I also teach the law -- one of my favorite parts of my job. Over the past year alone, I drove over 4,000 miles across New York State to deliver over 40 separate trainings and legal clinics. I collaborated with local organizations such as the Out Alliance and Trillium Health in Rochester, the Q Centers in Syracuse and Watertown, Planned Parenthood in Ithaca, and the LGBT Resource Center in Cortland to organize name change clinics and know your rights trainings for community members. I helped educate well over 500 state judges on how to make New York's courts more welcoming and affirming to trans people, trained more than 800 private and public interest attorneys on how to respectfully and competently represent trans people, and partnered with those newly trained attorneys to provide the legal services at the legal clinics I organized along with local communities.
This work is as necessary as it is rewarding.
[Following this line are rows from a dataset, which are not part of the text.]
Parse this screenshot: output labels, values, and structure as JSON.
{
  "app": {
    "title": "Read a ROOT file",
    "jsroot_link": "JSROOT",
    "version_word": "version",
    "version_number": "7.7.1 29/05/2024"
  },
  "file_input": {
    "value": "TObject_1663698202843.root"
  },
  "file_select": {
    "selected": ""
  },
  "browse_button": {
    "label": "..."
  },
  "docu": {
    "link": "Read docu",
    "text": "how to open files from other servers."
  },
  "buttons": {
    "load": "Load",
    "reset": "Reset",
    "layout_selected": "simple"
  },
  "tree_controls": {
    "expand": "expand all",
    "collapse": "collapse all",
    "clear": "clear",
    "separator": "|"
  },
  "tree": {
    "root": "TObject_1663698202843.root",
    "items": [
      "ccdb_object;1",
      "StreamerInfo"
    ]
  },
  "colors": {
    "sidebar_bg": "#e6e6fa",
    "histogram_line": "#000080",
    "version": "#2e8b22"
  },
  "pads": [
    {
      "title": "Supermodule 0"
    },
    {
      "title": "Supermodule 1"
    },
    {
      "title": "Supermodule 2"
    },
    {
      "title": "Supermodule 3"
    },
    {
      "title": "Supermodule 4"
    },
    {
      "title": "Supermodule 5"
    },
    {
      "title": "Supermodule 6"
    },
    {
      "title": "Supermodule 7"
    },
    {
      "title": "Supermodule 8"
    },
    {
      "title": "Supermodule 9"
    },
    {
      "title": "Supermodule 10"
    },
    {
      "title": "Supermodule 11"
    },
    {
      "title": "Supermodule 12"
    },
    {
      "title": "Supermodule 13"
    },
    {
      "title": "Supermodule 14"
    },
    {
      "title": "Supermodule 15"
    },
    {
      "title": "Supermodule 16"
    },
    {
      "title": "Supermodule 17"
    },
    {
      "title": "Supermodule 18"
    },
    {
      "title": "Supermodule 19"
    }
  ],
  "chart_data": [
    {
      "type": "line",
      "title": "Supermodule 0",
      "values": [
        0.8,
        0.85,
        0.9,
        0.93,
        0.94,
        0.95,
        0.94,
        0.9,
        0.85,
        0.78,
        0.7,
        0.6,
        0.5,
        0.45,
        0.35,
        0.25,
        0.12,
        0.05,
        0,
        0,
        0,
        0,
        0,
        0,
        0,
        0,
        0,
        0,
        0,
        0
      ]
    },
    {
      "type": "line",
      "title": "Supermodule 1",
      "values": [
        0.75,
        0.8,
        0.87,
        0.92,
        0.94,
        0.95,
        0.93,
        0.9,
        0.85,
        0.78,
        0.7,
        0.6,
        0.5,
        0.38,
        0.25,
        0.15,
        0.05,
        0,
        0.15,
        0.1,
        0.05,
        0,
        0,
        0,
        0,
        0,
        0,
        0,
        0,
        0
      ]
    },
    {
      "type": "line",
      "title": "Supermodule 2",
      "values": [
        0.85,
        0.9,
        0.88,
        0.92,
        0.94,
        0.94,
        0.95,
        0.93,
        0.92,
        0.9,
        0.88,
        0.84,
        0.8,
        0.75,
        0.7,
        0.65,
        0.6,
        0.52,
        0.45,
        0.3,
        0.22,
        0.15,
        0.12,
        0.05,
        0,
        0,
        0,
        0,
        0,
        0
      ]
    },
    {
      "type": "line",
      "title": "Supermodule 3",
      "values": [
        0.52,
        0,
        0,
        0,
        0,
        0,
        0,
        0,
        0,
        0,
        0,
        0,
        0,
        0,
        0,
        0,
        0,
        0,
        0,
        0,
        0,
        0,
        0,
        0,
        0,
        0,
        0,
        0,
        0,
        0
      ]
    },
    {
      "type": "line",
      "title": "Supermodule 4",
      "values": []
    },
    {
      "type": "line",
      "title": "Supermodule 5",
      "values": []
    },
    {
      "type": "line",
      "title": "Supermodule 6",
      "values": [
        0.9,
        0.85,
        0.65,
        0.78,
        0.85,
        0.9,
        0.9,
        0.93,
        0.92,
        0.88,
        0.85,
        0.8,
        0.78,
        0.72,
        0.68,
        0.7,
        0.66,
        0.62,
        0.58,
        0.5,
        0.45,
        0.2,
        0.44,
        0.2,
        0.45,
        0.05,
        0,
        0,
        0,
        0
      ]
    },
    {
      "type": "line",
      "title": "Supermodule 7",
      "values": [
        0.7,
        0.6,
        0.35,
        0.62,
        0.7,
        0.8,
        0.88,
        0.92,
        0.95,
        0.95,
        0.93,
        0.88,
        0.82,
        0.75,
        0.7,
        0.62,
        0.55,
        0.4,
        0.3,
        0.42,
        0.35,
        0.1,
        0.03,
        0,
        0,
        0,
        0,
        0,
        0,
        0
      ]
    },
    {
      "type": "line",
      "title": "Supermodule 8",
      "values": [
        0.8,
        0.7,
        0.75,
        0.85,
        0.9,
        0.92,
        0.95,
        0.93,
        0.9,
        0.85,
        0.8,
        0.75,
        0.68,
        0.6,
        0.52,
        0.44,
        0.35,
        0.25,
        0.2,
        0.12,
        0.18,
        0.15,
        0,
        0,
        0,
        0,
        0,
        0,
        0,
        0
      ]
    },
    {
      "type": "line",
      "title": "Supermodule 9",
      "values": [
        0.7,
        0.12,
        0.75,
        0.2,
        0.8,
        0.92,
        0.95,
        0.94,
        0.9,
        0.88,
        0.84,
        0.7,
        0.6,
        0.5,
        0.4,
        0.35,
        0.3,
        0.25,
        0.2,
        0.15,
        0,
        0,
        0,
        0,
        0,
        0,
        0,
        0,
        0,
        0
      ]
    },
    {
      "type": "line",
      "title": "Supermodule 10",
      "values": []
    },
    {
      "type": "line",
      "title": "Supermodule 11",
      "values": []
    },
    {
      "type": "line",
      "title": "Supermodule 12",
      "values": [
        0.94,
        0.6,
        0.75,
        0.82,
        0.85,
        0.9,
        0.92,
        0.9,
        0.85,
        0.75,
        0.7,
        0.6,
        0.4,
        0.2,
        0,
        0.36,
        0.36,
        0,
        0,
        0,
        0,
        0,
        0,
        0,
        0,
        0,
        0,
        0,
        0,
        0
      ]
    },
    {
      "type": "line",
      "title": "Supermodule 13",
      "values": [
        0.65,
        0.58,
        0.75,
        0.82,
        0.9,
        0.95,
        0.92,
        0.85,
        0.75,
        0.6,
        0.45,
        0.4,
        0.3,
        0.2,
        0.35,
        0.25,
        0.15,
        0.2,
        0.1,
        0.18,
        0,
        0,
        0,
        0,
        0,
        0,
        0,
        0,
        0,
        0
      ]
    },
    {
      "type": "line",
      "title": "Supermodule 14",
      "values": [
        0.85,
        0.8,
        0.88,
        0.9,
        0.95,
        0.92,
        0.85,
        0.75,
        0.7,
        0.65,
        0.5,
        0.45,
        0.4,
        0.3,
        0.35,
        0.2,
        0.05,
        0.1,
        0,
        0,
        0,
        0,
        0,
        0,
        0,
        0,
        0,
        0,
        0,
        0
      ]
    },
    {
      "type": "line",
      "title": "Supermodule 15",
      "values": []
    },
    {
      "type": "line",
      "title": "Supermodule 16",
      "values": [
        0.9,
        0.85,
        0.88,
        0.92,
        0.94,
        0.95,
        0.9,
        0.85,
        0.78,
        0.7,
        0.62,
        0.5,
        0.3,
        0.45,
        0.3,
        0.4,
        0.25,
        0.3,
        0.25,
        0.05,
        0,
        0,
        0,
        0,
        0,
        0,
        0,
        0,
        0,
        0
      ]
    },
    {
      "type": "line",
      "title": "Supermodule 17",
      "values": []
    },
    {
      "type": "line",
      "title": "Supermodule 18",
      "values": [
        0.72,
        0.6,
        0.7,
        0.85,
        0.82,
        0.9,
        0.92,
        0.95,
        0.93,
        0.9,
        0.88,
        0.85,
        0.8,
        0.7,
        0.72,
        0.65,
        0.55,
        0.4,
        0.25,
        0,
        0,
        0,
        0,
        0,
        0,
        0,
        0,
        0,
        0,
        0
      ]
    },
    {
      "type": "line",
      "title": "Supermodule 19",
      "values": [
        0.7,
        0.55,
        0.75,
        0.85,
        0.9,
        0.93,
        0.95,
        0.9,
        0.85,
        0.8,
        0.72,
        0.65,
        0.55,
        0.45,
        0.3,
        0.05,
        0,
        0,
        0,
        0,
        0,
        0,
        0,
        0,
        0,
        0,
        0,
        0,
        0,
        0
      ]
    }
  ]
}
The last 15 years have brought great advances in legal protections and inclusion for trans people, but laws are nothing but paper if not enforced. Every time I sit down with a suicidal transgender youth who is fighting for their rights at their rural school, or advise a trans woman of color who is encountering yet another transphobic employer, it is clear that with greater visibility comes new and renewed challenges.
The reality is that visibility alone will not set us free. There can be a lot of pressure to be out and proud in every sphere for the express purpose of gaining more social and political acceptance. But this can actually render invisible the risks and costs of being expelled, fired, evicted, or denied medical treatment just for being who you are. This is especially true for trans people of color, poor trans people, those with disabilities or HIV/AIDS, or who are undocumented, don't speak English, have criminal records, or are in abusive relationships -- all of them at exponentially and disproportionately higher risk of experiencing violence and discrimination if they are also perceived to be transgender.
As a white trans guy with a beard and a law degree, I am afforded an extraordinary amount of undeserving privilege relative to other trans people just by virtue of how I look and what I do. That's why I prioritize legal cases and teaching opportunities that will impact the most marginalized among us, especially those who are not traditionally offered a seat at the tables of power and privilege. If ever I am not working toward improving legal systems and institutions so that we all get to enjoy the freedom of self-determination and the right to live authentically in every way, then I will know that I am in the wrong line of business.
On Saturday's Transgender Day of Visibility, I am publicly doubling down on my own personal and professional commitment to trans liberation. To me, true liberation for our communities means we all get to be who we are, just as we are, every day, in every aspect of life. Trans liberation means we all get free, and I am all for that. I look at the work I've done with Empire Justice Center's LGBT Rights Project, and all the work there is still to do.
Imagine, if we are successful, what the next 15 years could bring.

MILO PRIMEAUX is a staff attorney for the Empire Justice Center.